Dalam melaksanakan tugas, Lemhannas RI menyelenggarakan fungsi:

  1. Mendidik, menyiapkan kader dan memantapkan pimpinan tingkat nasional melalui segala usaha kegiatan dan pekerjaan meliputi program pendidikan, penyiapan materi pendidikan, operasional pendidikan dan pembinaan peserta dan alumni serta evaluasi.
  2. Mengkaji berbagai permasalahan strategik nasional, regional dan internasional baik di bidang geografi, demografi, sumber kekayaan alam, ideologi, politik, hukum dan keamanan, ekonomi, sosial budaya dan ilmu pengetahuan serta permasalahan internasional.

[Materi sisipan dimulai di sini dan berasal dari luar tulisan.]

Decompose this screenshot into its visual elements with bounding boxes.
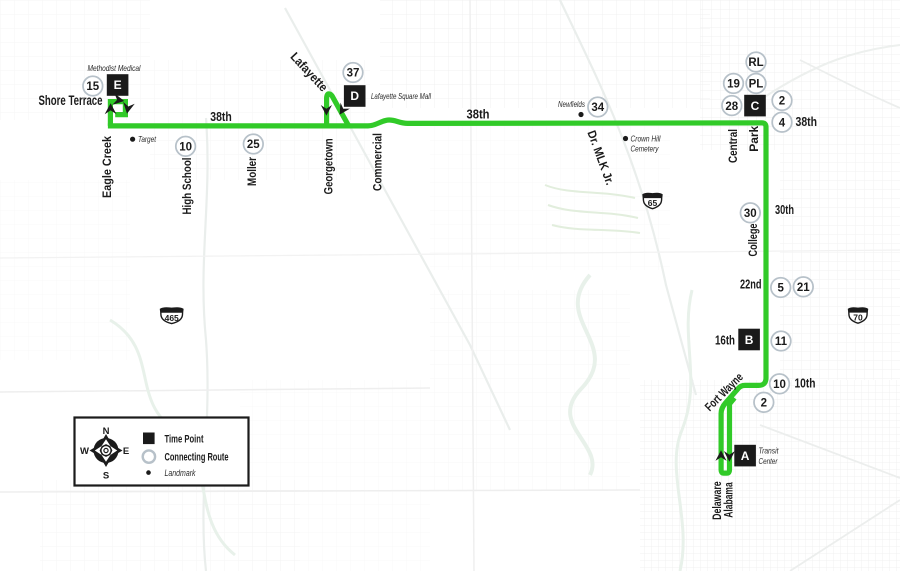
svg-text:Newfields: Newfields <box>558 99 586 109</box>
svg-text:30: 30 <box>744 208 757 220</box>
svg-text:PL: PL <box>749 79 764 91</box>
svg-text:30th: 30th <box>775 203 794 217</box>
svg-text:Cemetery: Cemetery <box>631 144 660 154</box>
svg-text:Center: Center <box>759 456 779 466</box>
svg-text:4: 4 <box>779 117 786 129</box>
svg-text:Connecting Route: Connecting Route <box>165 452 229 464</box>
svg-text:W: W <box>80 446 89 457</box>
svg-text:2: 2 <box>779 96 785 108</box>
svg-text:22nd: 22nd <box>740 278 762 292</box>
svg-text:D: D <box>350 89 359 103</box>
svg-text:Central: Central <box>726 129 740 163</box>
svg-text:S: S <box>103 470 109 481</box>
svg-text:Park: Park <box>747 125 761 151</box>
svg-text:2: 2 <box>761 398 767 410</box>
svg-text:10th: 10th <box>795 377 816 391</box>
svg-text:Crown Hill: Crown Hill <box>631 134 662 144</box>
svg-text:B: B <box>745 333 754 347</box>
svg-text:Georgetown: Georgetown <box>321 138 335 194</box>
svg-text:34: 34 <box>591 102 604 114</box>
svg-text:465: 465 <box>165 313 179 323</box>
svg-text:38th: 38th <box>467 108 490 122</box>
svg-text:A: A <box>741 449 750 463</box>
svg-text:19: 19 <box>727 79 740 91</box>
svg-text:65: 65 <box>648 198 658 208</box>
svg-text:28: 28 <box>725 101 738 113</box>
svg-text:11: 11 <box>775 336 788 348</box>
svg-text:10: 10 <box>773 379 786 391</box>
svg-text:High School: High School <box>180 158 194 215</box>
svg-text:E: E <box>123 446 129 457</box>
svg-text:Target: Target <box>138 134 156 144</box>
svg-text:16th: 16th <box>715 334 735 348</box>
svg-text:Methodist Medical: Methodist Medical <box>88 63 142 73</box>
svg-text:Alabama: Alabama <box>722 482 736 518</box>
svg-text:Transit: Transit <box>759 446 779 456</box>
svg-text:38th: 38th <box>210 110 232 124</box>
svg-text:70: 70 <box>853 312 863 322</box>
svg-text:Eagle Creek: Eagle Creek <box>100 136 114 198</box>
svg-text:C: C <box>751 99 760 113</box>
svg-text:Landmark: Landmark <box>165 468 197 479</box>
svg-text:RL: RL <box>748 57 763 69</box>
svg-text:N: N <box>103 426 110 437</box>
svg-text:38th: 38th <box>796 115 818 129</box>
svg-text:Shore Terrace: Shore Terrace <box>39 93 103 108</box>
svg-text:Time Point: Time Point <box>165 433 204 445</box>
svg-text:5: 5 <box>777 283 784 295</box>
svg-text:21: 21 <box>797 282 810 294</box>
svg-text:10: 10 <box>179 142 192 154</box>
svg-text:25: 25 <box>247 139 260 151</box>
svg-text:Lafayette Square Mall: Lafayette Square Mall <box>371 91 432 101</box>
svg-text:College: College <box>746 223 760 256</box>
svg-text:15: 15 <box>86 81 99 93</box>
svg-text:Moller: Moller <box>245 157 259 186</box>
svg-text:E: E <box>114 78 122 92</box>
svg-text:37: 37 <box>347 68 360 80</box>
svg-text:Commercial: Commercial <box>371 133 385 191</box>
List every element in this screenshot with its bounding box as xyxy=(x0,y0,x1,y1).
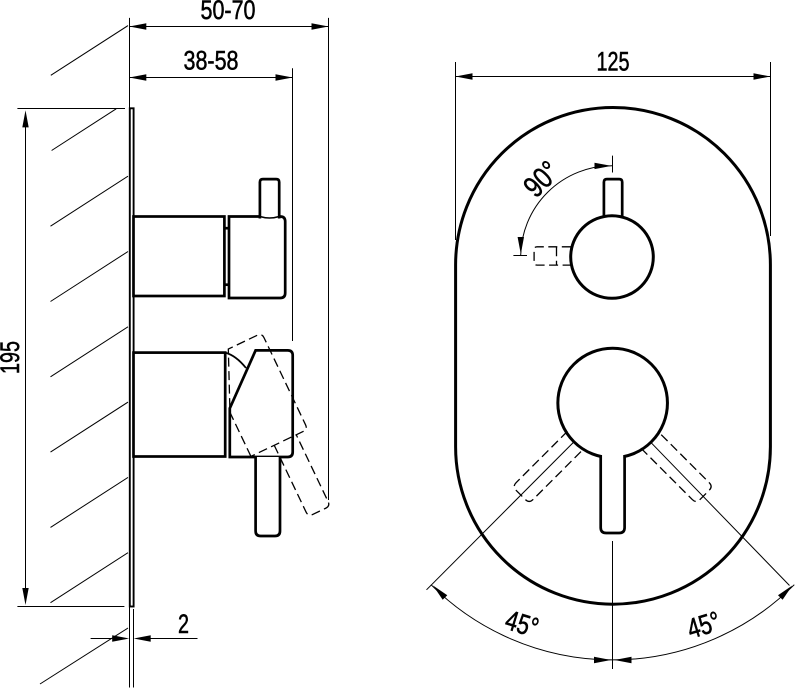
svg-text:195: 195 xyxy=(0,341,25,374)
svg-text:38-58: 38-58 xyxy=(184,46,239,76)
svg-text:50-70: 50-70 xyxy=(201,0,256,25)
svg-text:125: 125 xyxy=(597,46,630,76)
svg-text:2: 2 xyxy=(178,609,189,639)
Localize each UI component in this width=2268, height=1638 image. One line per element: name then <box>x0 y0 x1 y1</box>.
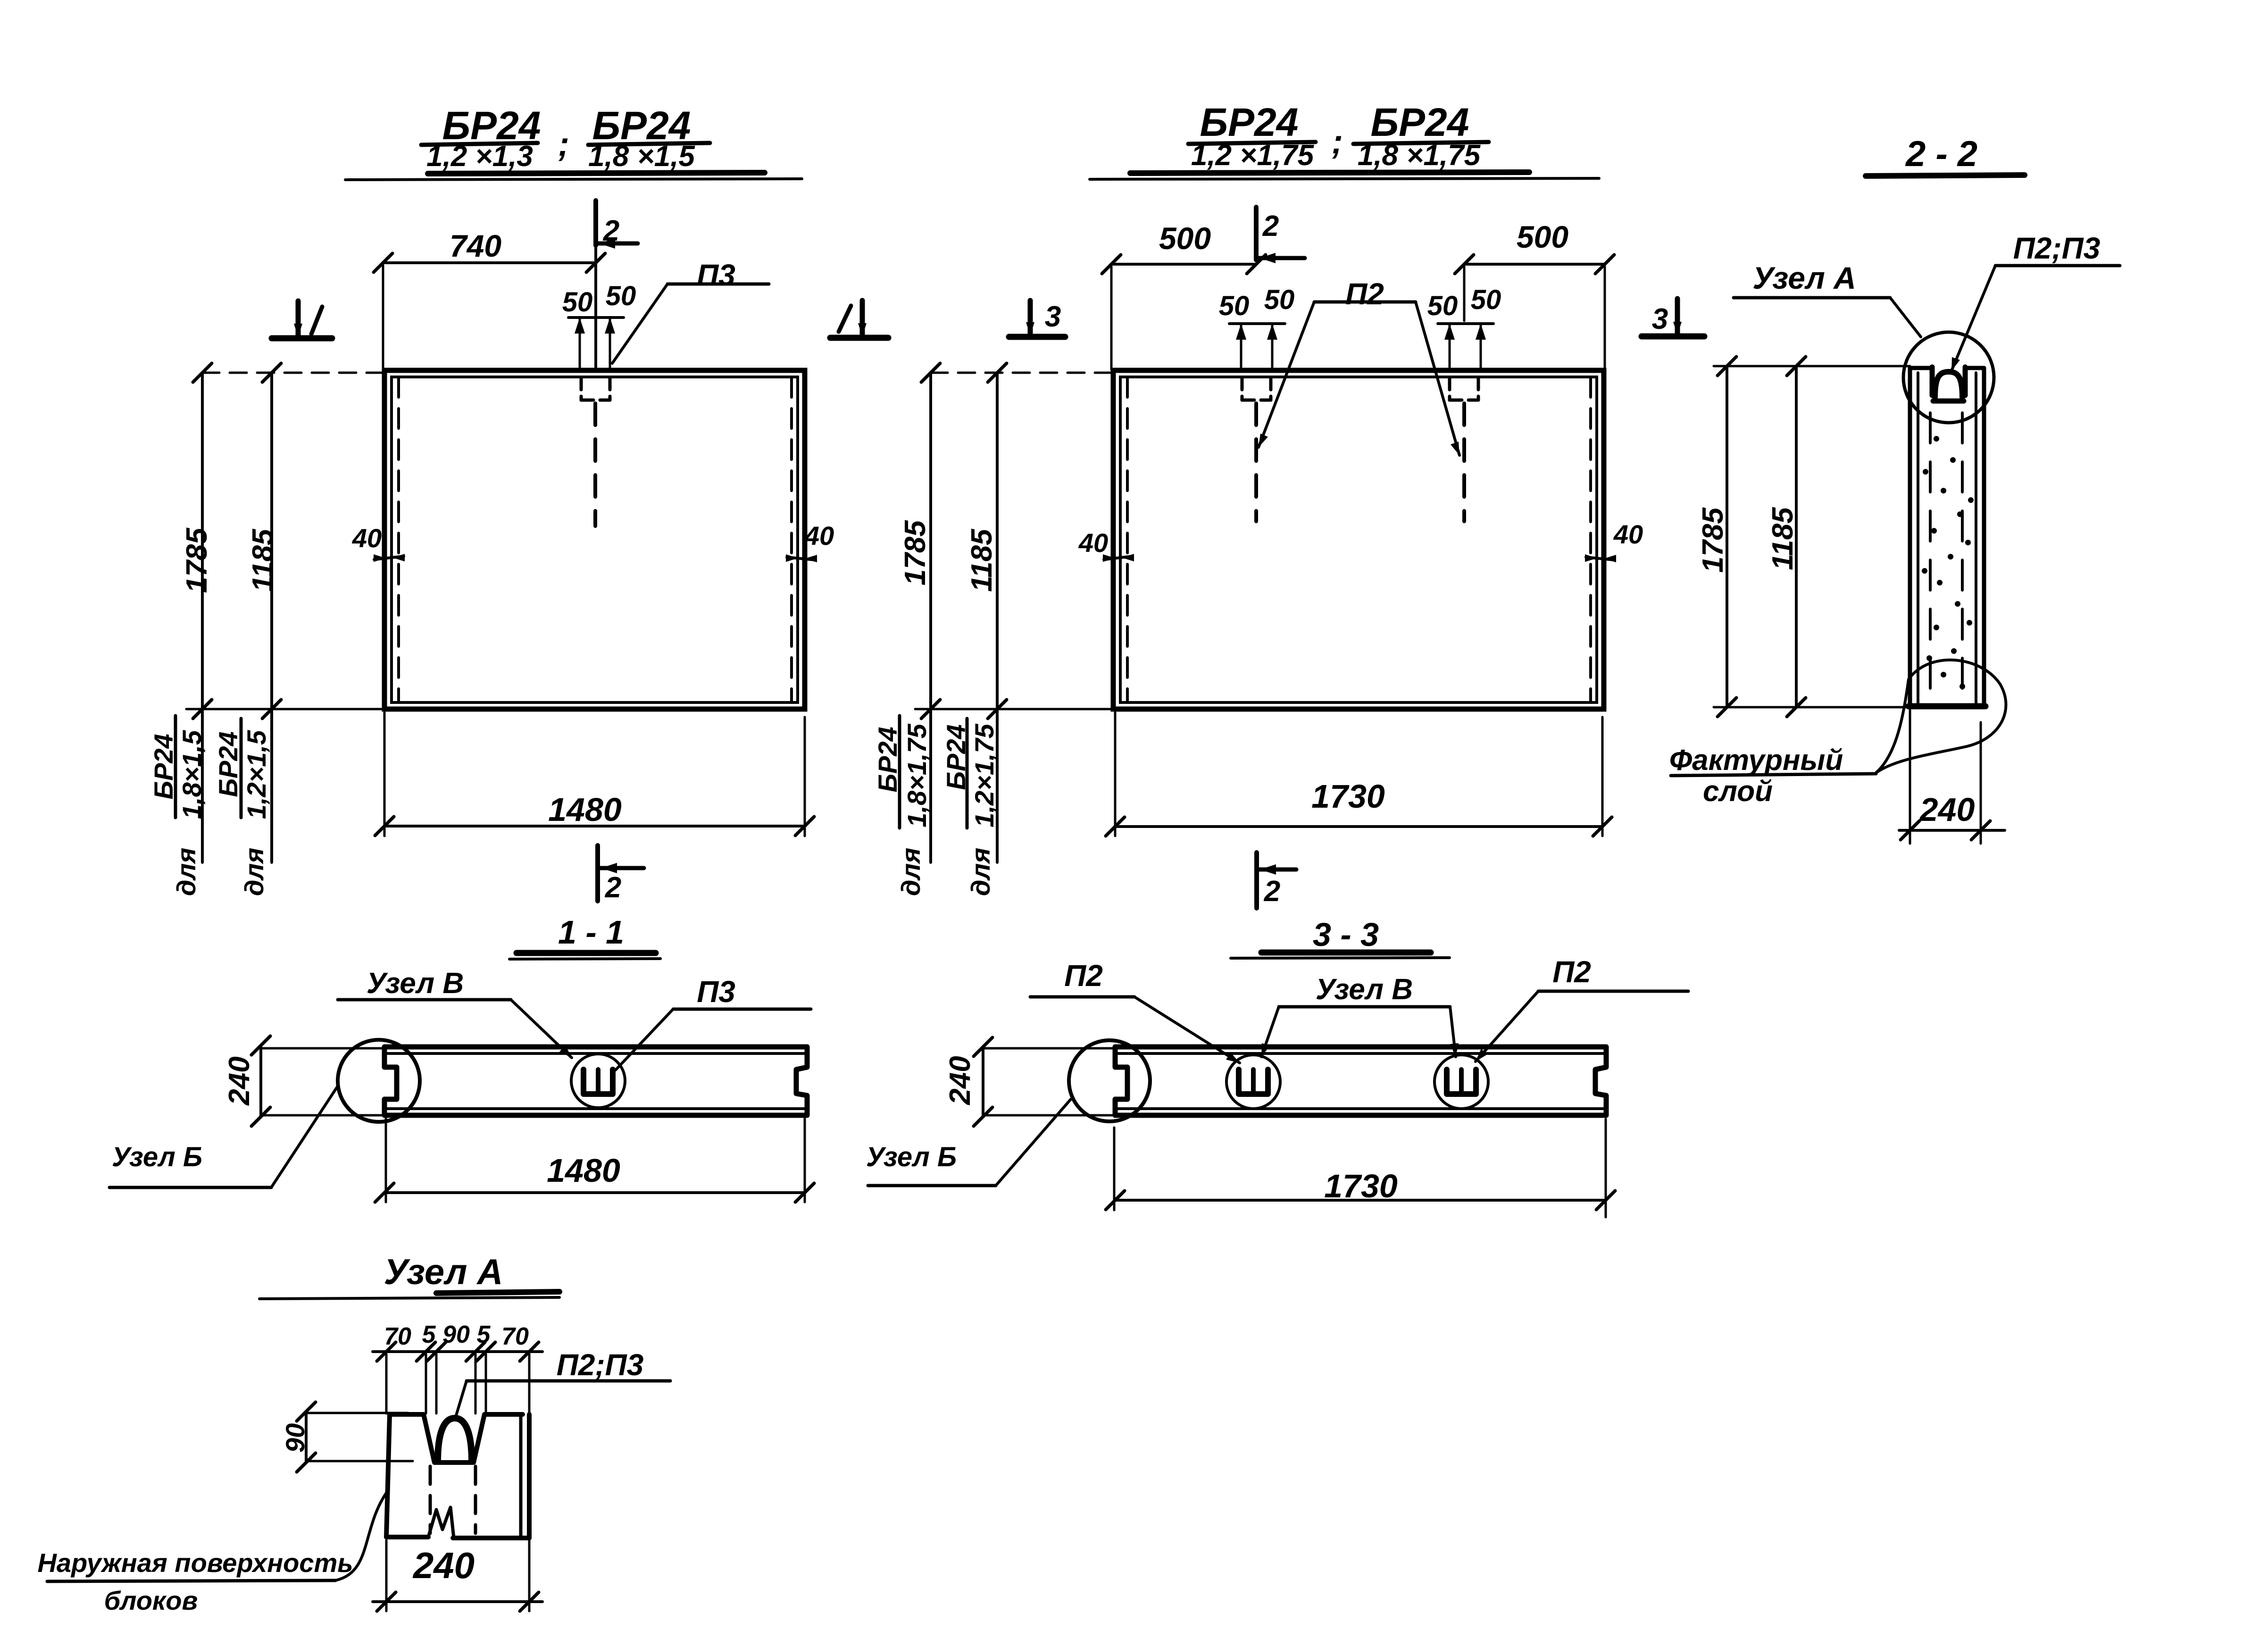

  3. Memantapkan nilai-nilai kebangsaan yang terkandung di dalam pembukaan Undang-Undang Dasar Negara Republik Indonesia Tahun 1945 serta nilai-nilai Pancasila sebagai ideologi bangsa, semangat bela negara, transformasi nilai-nilai universal, sistem nasional serta pembudayaan nilai-nilai kebangsaan.
  4. Kerja sama pendidikan pasca sarjana di bidang strategi ketahanan nasional dengan lembaga pendidikan nasional dan/atau internasional.
  5. Kerja sama pengkajian strategik dan kerja sama pemantapan nilai-nilai kebangsaan dengan institusi di dalam dan di luar negeri.